Nucleophosmin (NPM1), a nucleolar protein frequently mutated in haematopoietic malignancies, is overexpressed in several solid tumours with poorly understood functional roles. Here, we demonstrate that Npm1 is upregulated following APC loss in WNT-responsive tissues and supports WNT-driven intestinal and liver tumourigenesis. Mechanistically, NPM1 loss induces ribosome pausing and accumulation at the 5'-end of coding sequences, triggering a protein synthesis stress response and p53 activation, which mediate this anti-tumourigenic effect. Collectively, our data identify NPM1 as a critical WNT effector that sustains WNT-driven hyperproliferation and tumourigenesis by attenuating the integrated stress response (ISR) and p53 activation. Notably, NPM1 expression correlates with elevated WNT signalling and proliferation in human colorectal cancer (CRC), while CRCs harbouring NPM1 deletions exhibit preferential TP53 inactivation, underscoring the clinical relevance of our findings.
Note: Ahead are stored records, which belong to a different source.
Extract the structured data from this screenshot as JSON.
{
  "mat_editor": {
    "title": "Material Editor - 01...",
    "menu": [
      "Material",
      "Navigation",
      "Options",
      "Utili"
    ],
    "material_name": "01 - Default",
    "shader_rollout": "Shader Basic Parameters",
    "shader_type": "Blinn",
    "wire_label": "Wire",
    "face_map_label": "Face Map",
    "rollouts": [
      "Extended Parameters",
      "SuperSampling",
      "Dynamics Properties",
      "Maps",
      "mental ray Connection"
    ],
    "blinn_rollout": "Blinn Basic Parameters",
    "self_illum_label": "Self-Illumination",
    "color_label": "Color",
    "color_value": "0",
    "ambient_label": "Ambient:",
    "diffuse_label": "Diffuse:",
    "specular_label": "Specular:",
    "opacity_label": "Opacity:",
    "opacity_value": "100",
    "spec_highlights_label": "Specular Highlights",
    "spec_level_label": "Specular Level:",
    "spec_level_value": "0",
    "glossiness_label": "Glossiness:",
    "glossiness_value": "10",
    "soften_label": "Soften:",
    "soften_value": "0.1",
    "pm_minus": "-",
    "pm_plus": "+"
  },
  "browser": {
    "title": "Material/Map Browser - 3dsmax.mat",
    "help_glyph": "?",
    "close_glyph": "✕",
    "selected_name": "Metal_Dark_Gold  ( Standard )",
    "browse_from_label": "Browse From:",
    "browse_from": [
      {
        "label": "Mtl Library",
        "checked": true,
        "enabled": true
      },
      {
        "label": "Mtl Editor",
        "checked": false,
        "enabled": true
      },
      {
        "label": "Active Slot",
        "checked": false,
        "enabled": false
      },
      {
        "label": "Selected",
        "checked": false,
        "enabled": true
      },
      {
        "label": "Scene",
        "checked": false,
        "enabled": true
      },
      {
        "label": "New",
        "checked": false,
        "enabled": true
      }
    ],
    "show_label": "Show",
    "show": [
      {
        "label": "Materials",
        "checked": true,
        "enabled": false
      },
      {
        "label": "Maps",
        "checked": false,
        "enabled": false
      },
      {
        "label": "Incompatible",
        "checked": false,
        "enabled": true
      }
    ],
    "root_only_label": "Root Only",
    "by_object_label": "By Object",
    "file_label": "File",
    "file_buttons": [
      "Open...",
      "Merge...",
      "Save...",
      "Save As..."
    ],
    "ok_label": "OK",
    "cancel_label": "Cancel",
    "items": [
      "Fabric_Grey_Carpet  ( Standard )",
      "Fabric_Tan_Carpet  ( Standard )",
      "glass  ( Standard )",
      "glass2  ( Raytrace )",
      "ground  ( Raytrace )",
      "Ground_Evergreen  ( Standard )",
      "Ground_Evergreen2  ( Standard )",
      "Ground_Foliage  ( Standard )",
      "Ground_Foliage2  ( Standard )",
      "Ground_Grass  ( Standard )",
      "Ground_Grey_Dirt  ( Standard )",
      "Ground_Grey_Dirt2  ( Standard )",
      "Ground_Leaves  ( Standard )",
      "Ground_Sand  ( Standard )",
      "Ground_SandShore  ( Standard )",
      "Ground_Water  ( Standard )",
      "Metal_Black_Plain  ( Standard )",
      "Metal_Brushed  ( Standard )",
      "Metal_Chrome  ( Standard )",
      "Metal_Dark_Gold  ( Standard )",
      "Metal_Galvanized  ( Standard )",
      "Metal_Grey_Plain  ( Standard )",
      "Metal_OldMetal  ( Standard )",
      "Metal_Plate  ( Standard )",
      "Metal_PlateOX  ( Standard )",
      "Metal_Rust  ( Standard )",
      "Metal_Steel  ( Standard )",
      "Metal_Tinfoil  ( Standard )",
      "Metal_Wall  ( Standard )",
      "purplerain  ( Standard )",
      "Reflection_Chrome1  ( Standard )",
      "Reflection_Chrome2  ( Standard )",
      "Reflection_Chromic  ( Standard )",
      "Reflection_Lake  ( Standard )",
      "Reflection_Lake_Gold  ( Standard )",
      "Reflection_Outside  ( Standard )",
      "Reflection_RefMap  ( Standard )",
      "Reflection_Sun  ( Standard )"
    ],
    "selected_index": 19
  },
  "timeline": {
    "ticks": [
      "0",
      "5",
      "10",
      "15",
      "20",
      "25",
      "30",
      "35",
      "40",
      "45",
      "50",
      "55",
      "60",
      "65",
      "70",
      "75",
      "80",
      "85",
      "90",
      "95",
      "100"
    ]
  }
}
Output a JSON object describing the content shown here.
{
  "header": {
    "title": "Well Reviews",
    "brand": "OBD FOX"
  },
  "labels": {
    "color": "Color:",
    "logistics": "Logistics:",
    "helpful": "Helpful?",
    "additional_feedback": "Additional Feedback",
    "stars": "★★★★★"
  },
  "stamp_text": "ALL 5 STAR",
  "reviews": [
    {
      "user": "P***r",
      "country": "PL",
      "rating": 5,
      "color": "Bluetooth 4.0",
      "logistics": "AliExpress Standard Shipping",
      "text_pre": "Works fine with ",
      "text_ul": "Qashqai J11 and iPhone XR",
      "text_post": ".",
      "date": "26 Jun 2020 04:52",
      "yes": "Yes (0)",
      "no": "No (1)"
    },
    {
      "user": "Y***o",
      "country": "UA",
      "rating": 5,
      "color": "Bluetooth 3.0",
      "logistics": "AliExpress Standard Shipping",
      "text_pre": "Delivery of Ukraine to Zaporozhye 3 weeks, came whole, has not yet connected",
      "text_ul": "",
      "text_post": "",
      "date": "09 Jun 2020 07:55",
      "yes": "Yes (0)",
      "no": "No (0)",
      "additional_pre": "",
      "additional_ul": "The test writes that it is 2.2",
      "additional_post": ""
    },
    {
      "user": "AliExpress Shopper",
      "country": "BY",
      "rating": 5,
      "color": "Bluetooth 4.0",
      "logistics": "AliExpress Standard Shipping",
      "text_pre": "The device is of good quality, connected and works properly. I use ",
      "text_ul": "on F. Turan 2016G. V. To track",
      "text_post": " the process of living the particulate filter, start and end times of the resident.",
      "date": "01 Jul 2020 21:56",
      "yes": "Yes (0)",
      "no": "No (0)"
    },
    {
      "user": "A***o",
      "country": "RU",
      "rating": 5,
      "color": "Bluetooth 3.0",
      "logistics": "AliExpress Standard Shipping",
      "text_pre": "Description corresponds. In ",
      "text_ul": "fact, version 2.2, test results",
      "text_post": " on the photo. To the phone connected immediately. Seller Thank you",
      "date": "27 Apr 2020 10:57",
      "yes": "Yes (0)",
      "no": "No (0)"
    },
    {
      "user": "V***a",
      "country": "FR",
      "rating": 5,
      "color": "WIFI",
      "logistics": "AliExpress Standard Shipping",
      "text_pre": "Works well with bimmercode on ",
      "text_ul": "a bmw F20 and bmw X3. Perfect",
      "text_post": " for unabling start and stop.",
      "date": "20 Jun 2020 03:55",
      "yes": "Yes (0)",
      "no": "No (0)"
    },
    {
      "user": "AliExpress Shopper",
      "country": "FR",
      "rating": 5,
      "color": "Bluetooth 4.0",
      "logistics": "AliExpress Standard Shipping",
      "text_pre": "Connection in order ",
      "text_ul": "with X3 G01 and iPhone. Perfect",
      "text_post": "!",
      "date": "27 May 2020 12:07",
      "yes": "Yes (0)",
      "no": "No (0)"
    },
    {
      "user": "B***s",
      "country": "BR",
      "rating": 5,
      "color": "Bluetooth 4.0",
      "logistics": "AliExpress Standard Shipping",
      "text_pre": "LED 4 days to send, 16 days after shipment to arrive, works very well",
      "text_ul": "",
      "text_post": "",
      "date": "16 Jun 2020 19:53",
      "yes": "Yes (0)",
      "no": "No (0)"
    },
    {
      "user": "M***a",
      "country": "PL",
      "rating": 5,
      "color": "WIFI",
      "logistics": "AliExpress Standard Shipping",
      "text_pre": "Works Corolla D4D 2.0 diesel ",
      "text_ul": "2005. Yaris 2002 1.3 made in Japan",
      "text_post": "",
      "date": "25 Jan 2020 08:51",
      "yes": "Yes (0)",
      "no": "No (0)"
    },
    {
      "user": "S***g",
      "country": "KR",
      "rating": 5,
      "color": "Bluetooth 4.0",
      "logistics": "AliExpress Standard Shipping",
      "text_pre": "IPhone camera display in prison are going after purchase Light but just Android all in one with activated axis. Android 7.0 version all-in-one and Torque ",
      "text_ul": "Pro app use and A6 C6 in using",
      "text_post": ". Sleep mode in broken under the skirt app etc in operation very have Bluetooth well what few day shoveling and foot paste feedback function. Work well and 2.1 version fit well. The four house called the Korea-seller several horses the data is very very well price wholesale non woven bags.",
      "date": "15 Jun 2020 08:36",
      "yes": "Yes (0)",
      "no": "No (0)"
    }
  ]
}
Being dispensable for adult epithelial homeostasis, NPM1 represents a promising therapeutic target in p53-proficient WNT-driven tumours, including treatment-refractory KRAS-mutant CRC, and hepatic cancers. Overall design: Bulk RNAseq expression data from mouse small intestine and colon tissues, with genetic modifications in combinations of the genes Apc, Kras, Braf, p53, Alk5, and Notch1.